Nomulus is software that runs a domain name registry, including most notably the .app TLD. There are three fundamental objects at play here; the domains themselves, contacts (ownership information that goes into WHOIS), and hosts (nameserver information that feeds into DNS). There's a many-to-many relationship here, in that contacts and hosts can be reused over an arbitrarily large number of domains.

The problem is that you can't perform transactions over an arbitrarily large number of different objects in Cloud Datastore; you're limited to enlisting a maximum of 25 entity groups. This means that you can't perform operations that are strongly consistent when contacts or hosts are reused too often. This situation comes up a lot; registrars tend to reuse the same nameservers across many domains, as well as the contacts used for privacy/proxy services.

These problems don't arise in a relational SQL database, because you can simply JOIN the relevant tables together (provided you have the correct indexes set up) and then perform your operations in a strongly consistent manner.
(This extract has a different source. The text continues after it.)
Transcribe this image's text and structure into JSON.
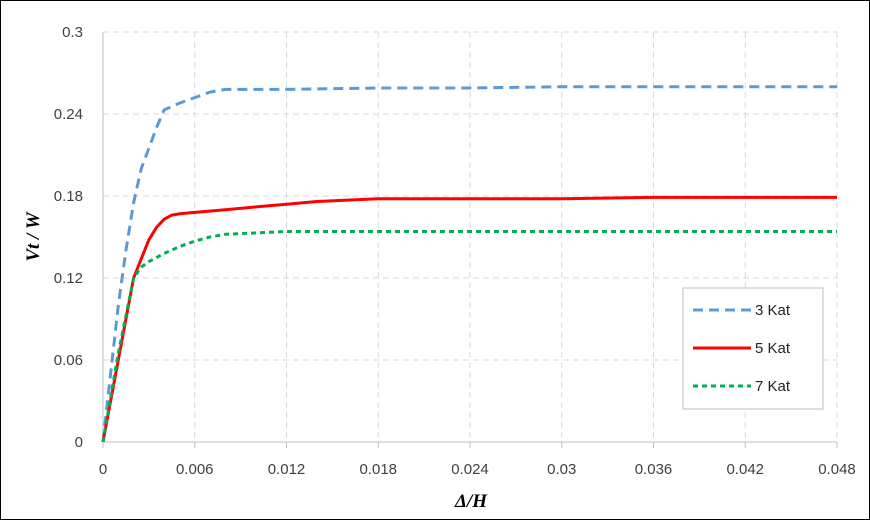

That trades off scalability for consistency though, whereas in Spanner you give up neither.

erikb · on Sept 21, 2018

I don't see how this relates to the question whether consistency is needed. If two tables only have 80% of all the rows that you expect you can STILL do a join on them. It's just that the join, just like your original data, is not containing all data sets. The join itself will not raise an exception because of that.
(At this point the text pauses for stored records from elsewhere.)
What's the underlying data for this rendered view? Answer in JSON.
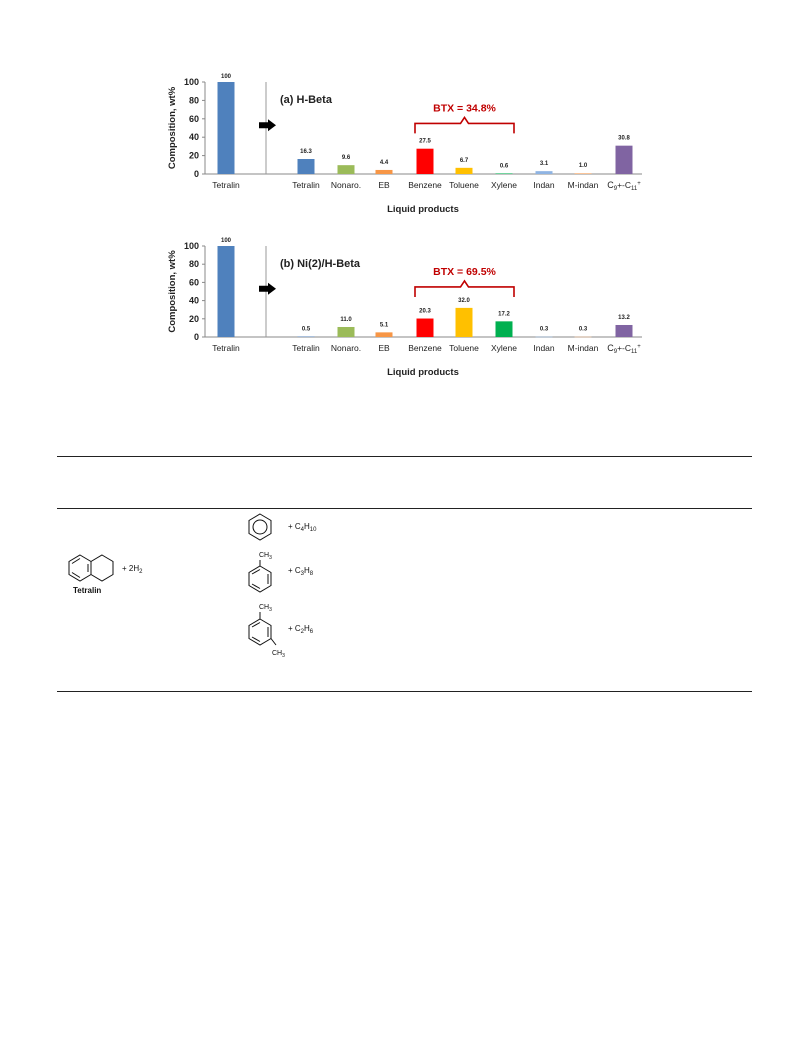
{
  "chart_data": [
    {
      "type": "bar",
      "title": "(a) H-Beta",
      "feed": {
        "category": "Tetralin",
        "value": 100
      },
      "categories": [
        "Tetralin",
        "Nonaro.",
        "EB",
        "Benzene",
        "Toluene",
        "Xylene",
        "Indan",
        "M-indan",
        "C9+-C11+"
      ],
      "values": [
        16.3,
        9.6,
        4.4,
        27.5,
        6.7,
        0.6,
        3.1,
        1.0,
        30.8
      ],
      "value_labels": [
        "16.3",
        "9.6",
        "4.4",
        "27.5",
        "6.7",
        "0.6",
        "3.1",
        "1.0",
        "30.8"
      ],
      "feed_label": "100",
      "colors": [
        "#4f81bd",
        "#9bbb59",
        "#f79646",
        "#ff0000",
        "#ffc000",
        "#00b050",
        "#8fb4e3",
        "#fabf8f",
        "#8064a2"
      ],
      "feed_color": "#4f81bd",
      "annotation": "BTX = 34.8%",
      "annotation_color": "#c00000",
      "xlabel": "Liquid products",
      "ylabel": "Composition,  wt%",
      "ylim": [
        0,
        100
      ],
      "yticks": [
        "0",
        "20",
        "40",
        "60",
        "80",
        "100"
      ],
      "grid": false
    },
    {
      "type": "bar",
      "title": "(b) Ni(2)/H-Beta",
      "feed": {
        "category": "Tetralin",
        "value": 100
      },
      "categories": [
        "Tetralin",
        "Nonaro.",
        "EB",
        "Benzene",
        "Toluene",
        "Xylene",
        "Indan",
        "M-indan",
        "C9+-C11+"
      ],
      "values": [
        0.5,
        11.0,
        5.1,
        20.3,
        32.0,
        17.2,
        0.3,
        0.3,
        13.2
      ],
      "value_labels": [
        "0.5",
        "11.0",
        "5.1",
        "20.3",
        "32.0",
        "17.2",
        "0.3",
        "0.3",
        "13.2"
      ],
      "feed_label": "100",
      "colors": [
        "#4f81bd",
        "#9bbb59",
        "#f79646",
        "#ff0000",
        "#ffc000",
        "#00b050",
        "#8fb4e3",
        "#fabf8f",
        "#8064a2"
      ],
      "feed_color": "#4f81bd",
      "annotation": "BTX = 69.5%",
      "annotation_color": "#c00000",
      "xlabel": "Liquid products",
      "ylabel": "Composition,  wt%",
      "ylim": [
        0,
        100
      ],
      "yticks": [
        "0",
        "20",
        "40",
        "60",
        "80",
        "100"
      ],
      "grid": false
    }
  ],
  "scheme": {
    "reactant_label": "Tetralin",
    "reactant_coproduct": "+ 2H2",
    "products": [
      {
        "structure": "benzene-structure",
        "coproduct": "+  C4H10"
      },
      {
        "structure": "toluene-structure",
        "methyl_label": "CH3",
        "coproduct": "+  C3H8"
      },
      {
        "structure": "xylene-structure",
        "methyl_label_1": "CH3",
        "methyl_label_2": "CH3",
        "coproduct": "+  C2H6"
      }
    ]
  }
}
CydeWeys · on Sept 21, 2018

Strong consistency is required because you cannot delete/rename a host or contact if it is in use at all. Hence the requirement for strong consistency. It's not good enough to say that you can go ahead with the operation because it's not used by at least 80% of domains; you need to know that it's not in used by any domains.

zzzcpan · on Sept 21, 2018

Well, it's pretty hard to even find applications that require strong global consistency and are willing to sacrifice latency for that. Typically apps don't need much consistency at all and can sacrifice some data instead, like with most RDBMS setups in the wild. Beyond that SEC (strong eventual consistency) covers pretty much all consistency needs there are.

erikb · on Sept 21, 2018

> it's pretty hard to even find applications that require strong global consistency

Exactly my point, even a little generalized. The world isn't consistent, why always put unrealistic constraints unto ourselves. If we change from "I really need to have all the datasets in all of their truthest form" and instead go with "well there is some data coming, better than nothing" the whole system might be even more reliable. Things in the middle won't die just because the world is imperfect.